Vous êtes sans doute nombreux à avoir entendu parler du jugement rendu par la Cour suprême la semaine dernière dans l'affaire Spencer – une décision majeure pour la protection de la vie privée. Certains ont même qualifié cette décision de " révolutionnaire ". Dans cette cause, dans laquelle le Commissariat a comparu comme intervenant, les juges de la Cour suprême avaient la possibilité de prendre une décision historique en confirmant explicitement que " l'anonymat " constitue l'un des piliers de la protection de la vie privée et un droit constitutionnel.

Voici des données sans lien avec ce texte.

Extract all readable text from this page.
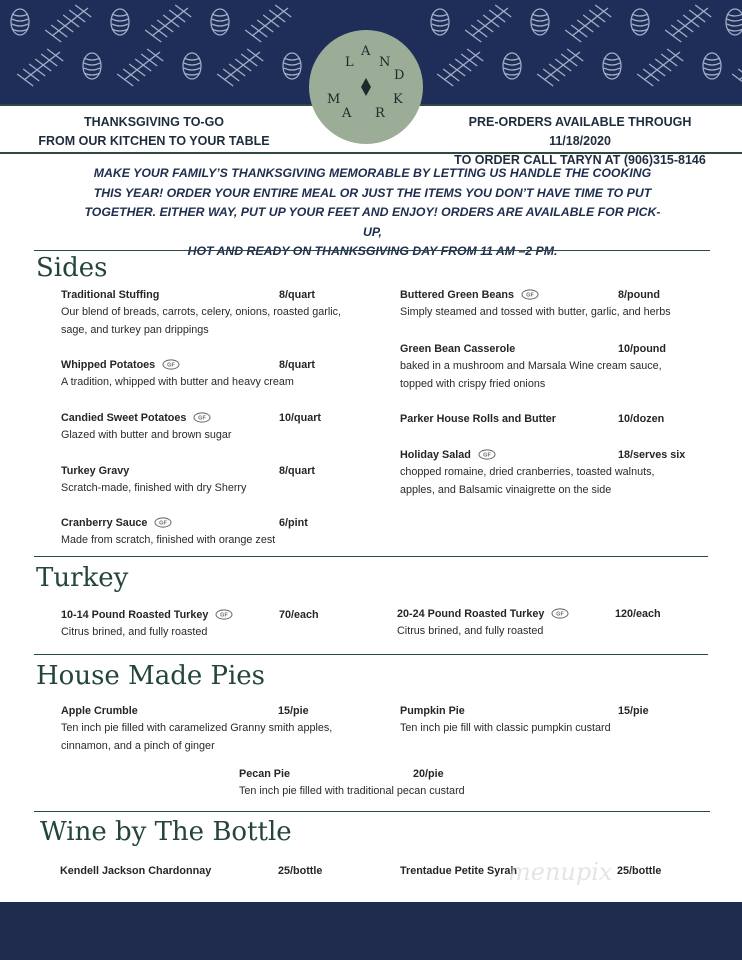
THANKSGIVING TO-GO
FROM OUR KITCHEN TO YOUR TABLE
PRE-ORDERS AVAILABLE THROUGH 11/18/2020
TO ORDER CALL TARYN AT (906)315-8146
L
A
N
D
M
A R
K
MAKE YOUR FAMILY’S THANKSGIVING MEMORABLE BY LETTING US HANDLE THE COOKING
THIS YEAR! ORDER YOUR ENTIRE MEAL OR JUST THE ITEMS YOU DON’T HAVE TIME TO PUT
TOGETHER. EITHER WAY, PUT UP YOUR FEET AND ENJOY! ORDERS ARE AVAILABLE FOR PICK-UP,
HOT AND READY ON THANKSGIVING DAY FROM 11 AM –2 PM.
Sides
Traditional Stuffing	8/quart
Our blend of breads, carrots, celery, onions, roasted garlic,
sage, and turkey pan drippings
Whipped Potatoes GF	8/quart
A tradition, whipped with butter and heavy cream
Candied Sweet Potatoes GF	10/quart
Glazed with butter and brown sugar
Turkey Gravy	8/quart
Scratch-made, finished with dry Sherry
Cranberry Sauce GF	6/pint
Made from scratch, finished with orange zest
Buttered Green Beans GF	8/pound
Simply steamed and tossed with butter, garlic, and herbs
Green Bean Casserole	10/pound
baked in a mushroom and Marsala Wine cream sauce,
topped with crispy fried onions
Parker House Rolls and Butter	10/dozen
Holiday Salad GF	18/serves six
chopped romaine, dried cranberries, toasted walnuts,
apples, and Balsamic vinaigrette on the side
Turkey
10-14 Pound Roasted Turkey GF	70/each
Citrus brined, and fully roasted
20-24 Pound Roasted Turkey GF	120/each
Citrus brined, and fully roasted
House Made Pies
Apple Crumble	15/pie
Ten inch pie filled with caramelized Granny smith apples,
cinnamon, and a pinch of ginger
Pumpkin Pie	15/pie
Ten inch pie fill with classic pumpkin custard
Pecan Pie	20/pie
Ten inch pie filled with traditional pecan custard
Wine by The Bottle
Kendell Jackson Chardonnay	25/bottle	Trentadue Petite Syrah	25/bottle
menupix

En terminant, j'aimerais vous poser une question pour susciter la réflexion. Quel sera l'avantage de ce droit si nous laissons le déterminisme technologique faire de l'anonymat un vestige attrayant du passé ou un élément dont le coût est si prohibitif qu'il est réservé aux rares personnes qui disposent des moyens financiers ou technologiques voulus? Si nous demeurons passifs et laissons les modèles commerciaux poursuivre sur leur lancée, les technologies de protection de la vie privée deviendront complètement obsolètes ou le coût de développement de nouvelles technologies dans le domaine ira en augmentant. En pareil cas, pourrons-nous encore naviguer dans Internet, regarder la télévision, parler au téléphone avec nos amis ou conduire notre voiture de façon anonyme? Ne devrions-nous pas plutôt travailler plus fort, maintenant plus que jamais, pour recentrer les forces du marché et les innovations technologiques de manière à combler le fossé entre ceux qui bénéficient d'une protection de leur vie privée et ceux qui en sont exclus afin que tous – tous ceux qui le souhaitent – puissent jouir vraiment de ce droit fondamental de la personne.

Je vous invite maintenant à nous faire part de vos réflexions et de votre opinion. Merci.